However, this development has serious ecological and economic consequences. One exemplary reason consists in the growth-related contribution of the transport sector to the EU's greenhouse gas emissions. While from 1990 to 2008, CO2 emissions in industry, private households and the service sector could be reduced within the EU-27 states, transport emissions dramatically increased by 33%. Thus, the transport sector was responsible for one-third of overall European CO2 emissions in 2008 (European Union 2011). Moreover, the emissions of nitrogen oxides (NOx) and of particulates were reduced in the last years due to innovations in emission control. Nevertheless, in Germany alone half of NOx emissions and one eighth of particle concentration are caused by freight transport (Lambrecht & Erdmenger 2009).

A further reason, for instance, concerns the existing infrastructure permanently reaching its limits of capacity due to the growing freight volume. Traffic jams caused thereby are responsible for waiting times, additional fuel consumption as well as even more harmful CO2 emissions and thus result in high transport cost. For example, traffic jams which occur on German roads, lead to annual economic losses of 102 milliard Euros. Regarding rail traffic it was registered a loss of travel time amounting to six month caused by congestion of the train routes (Suntum 2008).

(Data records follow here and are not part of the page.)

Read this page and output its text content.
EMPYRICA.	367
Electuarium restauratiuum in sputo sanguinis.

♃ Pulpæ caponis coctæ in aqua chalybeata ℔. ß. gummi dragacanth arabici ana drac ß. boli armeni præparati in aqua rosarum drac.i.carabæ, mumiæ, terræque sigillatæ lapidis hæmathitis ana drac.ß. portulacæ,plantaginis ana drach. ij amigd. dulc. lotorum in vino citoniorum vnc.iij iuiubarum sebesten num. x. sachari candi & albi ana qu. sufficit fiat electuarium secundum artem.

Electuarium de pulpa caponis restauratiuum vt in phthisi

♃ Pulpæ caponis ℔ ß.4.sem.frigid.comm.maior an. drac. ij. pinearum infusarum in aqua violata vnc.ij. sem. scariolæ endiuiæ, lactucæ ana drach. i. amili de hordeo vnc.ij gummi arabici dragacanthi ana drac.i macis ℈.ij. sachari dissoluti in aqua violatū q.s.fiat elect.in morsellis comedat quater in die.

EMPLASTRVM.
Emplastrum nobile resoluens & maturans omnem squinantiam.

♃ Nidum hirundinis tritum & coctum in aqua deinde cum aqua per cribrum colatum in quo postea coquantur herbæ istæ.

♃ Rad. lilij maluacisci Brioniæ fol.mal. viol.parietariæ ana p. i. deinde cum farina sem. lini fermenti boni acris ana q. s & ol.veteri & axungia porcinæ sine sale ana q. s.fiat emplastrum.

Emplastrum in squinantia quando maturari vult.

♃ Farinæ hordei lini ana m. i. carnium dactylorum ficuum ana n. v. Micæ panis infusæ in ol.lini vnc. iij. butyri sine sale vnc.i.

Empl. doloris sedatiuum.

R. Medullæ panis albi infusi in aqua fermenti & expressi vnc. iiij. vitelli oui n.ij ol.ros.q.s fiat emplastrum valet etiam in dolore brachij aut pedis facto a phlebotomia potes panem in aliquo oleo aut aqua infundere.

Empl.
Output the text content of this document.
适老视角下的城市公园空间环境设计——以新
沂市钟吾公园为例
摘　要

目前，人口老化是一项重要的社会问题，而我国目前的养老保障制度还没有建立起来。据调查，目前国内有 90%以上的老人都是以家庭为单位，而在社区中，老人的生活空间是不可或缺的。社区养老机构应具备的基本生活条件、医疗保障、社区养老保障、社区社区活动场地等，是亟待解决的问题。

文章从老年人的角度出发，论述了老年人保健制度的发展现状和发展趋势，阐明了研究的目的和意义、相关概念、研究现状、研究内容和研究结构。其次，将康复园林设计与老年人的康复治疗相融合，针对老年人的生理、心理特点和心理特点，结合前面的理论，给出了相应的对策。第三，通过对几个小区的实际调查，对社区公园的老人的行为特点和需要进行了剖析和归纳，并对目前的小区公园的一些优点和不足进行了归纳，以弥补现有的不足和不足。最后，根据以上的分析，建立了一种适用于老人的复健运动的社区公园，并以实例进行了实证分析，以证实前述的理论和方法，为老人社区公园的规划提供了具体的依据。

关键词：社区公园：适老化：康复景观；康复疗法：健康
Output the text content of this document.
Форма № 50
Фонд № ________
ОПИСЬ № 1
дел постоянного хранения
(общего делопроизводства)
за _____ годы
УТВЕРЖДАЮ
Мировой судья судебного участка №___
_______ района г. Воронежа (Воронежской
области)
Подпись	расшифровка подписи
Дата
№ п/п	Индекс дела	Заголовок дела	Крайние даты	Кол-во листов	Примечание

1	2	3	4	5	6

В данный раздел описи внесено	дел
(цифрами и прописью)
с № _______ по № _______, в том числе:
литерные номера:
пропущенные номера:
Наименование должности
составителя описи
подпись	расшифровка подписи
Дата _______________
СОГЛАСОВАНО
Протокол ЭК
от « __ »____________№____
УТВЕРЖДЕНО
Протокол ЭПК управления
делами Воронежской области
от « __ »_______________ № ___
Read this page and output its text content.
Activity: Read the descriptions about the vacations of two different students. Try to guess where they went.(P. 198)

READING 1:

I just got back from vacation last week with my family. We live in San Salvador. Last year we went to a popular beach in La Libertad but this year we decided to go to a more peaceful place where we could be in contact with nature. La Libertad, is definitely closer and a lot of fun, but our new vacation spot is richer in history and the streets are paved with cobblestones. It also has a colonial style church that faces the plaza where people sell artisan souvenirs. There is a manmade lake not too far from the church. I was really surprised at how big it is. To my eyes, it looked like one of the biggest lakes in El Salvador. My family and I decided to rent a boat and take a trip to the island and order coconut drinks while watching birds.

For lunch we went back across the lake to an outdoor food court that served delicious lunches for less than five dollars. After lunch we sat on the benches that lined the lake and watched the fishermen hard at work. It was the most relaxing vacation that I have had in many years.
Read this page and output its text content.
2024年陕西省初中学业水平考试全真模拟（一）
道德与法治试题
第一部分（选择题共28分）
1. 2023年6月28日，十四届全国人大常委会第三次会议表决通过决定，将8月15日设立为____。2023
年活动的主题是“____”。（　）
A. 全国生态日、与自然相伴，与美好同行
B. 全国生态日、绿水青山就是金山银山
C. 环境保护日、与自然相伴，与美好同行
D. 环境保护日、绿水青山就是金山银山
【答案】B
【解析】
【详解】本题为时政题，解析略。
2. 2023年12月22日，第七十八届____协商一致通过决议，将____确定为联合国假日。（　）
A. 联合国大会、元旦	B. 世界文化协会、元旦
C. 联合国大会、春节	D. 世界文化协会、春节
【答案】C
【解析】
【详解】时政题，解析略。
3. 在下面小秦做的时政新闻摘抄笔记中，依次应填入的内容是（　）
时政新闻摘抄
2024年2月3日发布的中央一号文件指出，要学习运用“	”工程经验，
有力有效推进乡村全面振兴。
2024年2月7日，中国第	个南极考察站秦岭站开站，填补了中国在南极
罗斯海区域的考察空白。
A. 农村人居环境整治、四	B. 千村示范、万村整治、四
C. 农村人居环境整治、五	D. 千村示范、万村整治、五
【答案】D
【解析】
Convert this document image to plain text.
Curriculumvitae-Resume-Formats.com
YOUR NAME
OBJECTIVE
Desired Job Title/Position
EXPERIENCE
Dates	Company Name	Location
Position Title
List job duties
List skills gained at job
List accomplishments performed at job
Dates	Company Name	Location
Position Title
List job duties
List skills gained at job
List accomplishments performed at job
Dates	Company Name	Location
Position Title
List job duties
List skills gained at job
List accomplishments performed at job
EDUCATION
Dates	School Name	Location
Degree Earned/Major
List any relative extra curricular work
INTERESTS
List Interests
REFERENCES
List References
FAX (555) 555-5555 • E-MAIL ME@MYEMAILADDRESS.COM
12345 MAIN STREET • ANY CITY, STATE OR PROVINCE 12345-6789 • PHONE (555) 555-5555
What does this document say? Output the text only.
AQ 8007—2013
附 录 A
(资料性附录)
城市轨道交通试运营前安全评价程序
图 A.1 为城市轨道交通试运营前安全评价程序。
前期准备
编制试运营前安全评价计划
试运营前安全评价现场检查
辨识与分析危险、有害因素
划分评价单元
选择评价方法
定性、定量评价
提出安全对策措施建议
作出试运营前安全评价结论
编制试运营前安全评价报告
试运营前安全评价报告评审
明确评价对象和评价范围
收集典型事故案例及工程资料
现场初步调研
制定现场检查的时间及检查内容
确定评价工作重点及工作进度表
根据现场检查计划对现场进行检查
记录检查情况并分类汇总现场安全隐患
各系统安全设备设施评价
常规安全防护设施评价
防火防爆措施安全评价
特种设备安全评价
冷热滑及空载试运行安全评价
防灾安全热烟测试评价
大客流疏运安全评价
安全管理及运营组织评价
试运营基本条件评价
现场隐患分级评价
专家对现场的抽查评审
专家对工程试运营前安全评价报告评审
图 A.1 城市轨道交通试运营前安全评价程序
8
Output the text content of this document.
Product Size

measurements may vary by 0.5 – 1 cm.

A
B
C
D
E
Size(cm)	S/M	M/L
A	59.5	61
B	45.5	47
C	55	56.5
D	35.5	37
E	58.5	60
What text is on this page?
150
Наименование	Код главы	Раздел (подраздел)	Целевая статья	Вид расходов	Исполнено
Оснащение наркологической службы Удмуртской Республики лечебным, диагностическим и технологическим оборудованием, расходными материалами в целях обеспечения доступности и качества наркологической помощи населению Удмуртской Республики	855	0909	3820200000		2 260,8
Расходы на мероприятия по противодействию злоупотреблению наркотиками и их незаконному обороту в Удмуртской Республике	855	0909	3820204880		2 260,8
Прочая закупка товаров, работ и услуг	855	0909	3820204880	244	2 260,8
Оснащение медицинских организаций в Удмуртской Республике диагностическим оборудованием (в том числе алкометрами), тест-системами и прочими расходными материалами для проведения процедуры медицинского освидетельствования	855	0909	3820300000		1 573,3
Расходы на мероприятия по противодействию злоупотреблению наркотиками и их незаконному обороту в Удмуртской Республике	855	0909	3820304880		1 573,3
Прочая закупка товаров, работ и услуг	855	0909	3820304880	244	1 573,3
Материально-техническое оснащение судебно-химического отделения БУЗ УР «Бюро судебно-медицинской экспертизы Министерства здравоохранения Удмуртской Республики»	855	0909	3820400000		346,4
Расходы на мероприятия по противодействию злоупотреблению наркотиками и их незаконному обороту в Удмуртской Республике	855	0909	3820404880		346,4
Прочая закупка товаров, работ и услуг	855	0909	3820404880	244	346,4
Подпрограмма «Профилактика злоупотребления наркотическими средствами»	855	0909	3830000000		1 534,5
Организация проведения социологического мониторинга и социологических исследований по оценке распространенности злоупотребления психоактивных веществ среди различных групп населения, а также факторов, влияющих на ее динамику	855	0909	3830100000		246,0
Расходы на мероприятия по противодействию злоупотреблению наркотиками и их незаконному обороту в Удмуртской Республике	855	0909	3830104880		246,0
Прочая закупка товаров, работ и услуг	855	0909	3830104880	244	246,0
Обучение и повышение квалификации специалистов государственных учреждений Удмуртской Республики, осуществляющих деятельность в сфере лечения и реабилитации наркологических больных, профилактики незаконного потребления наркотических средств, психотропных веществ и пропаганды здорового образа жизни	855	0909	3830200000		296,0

Against this background the project Supporting EU's Freight Transport Logistics Action Plan on Green Corridors Issues (SuperGreen) was initiated aiming at using European freight corridors more efficiently and ecologically. The paper on-hand deals with this research project supported by the European Commission in the context of the 7th Framework Programme. In the following chapter the paper initially outlines the project's objective. Based upon this the methodical approach to reach the established targets is elaborated within chapter three. In addition, first results gained in the research work done to date are presented. The final chapter briefly draws a conclusion by summing up the benefits of the described approach and making suggestions for future research.

2. Objective

With regard to the heavy environmental pollution and the connected economic losses caused by the transport sector, the main objective of the research project SuperGreen is to promote the development of European freight logistics in an environmentally friendly manner by setting up sustainable corridors. In this context a corridor means a Trans-European geographic axis for goods transports.

To reach this goal the project provides for two central approaches. First, green technologies such as novel propulsion systems, heating and cooling technologies, alternative fuels and cargo handling techniques shall be implemented to attain environmentally sensitive corridors. Second, Information and Communication technologies (ICTs) shall be used to succeed in greening the corridors.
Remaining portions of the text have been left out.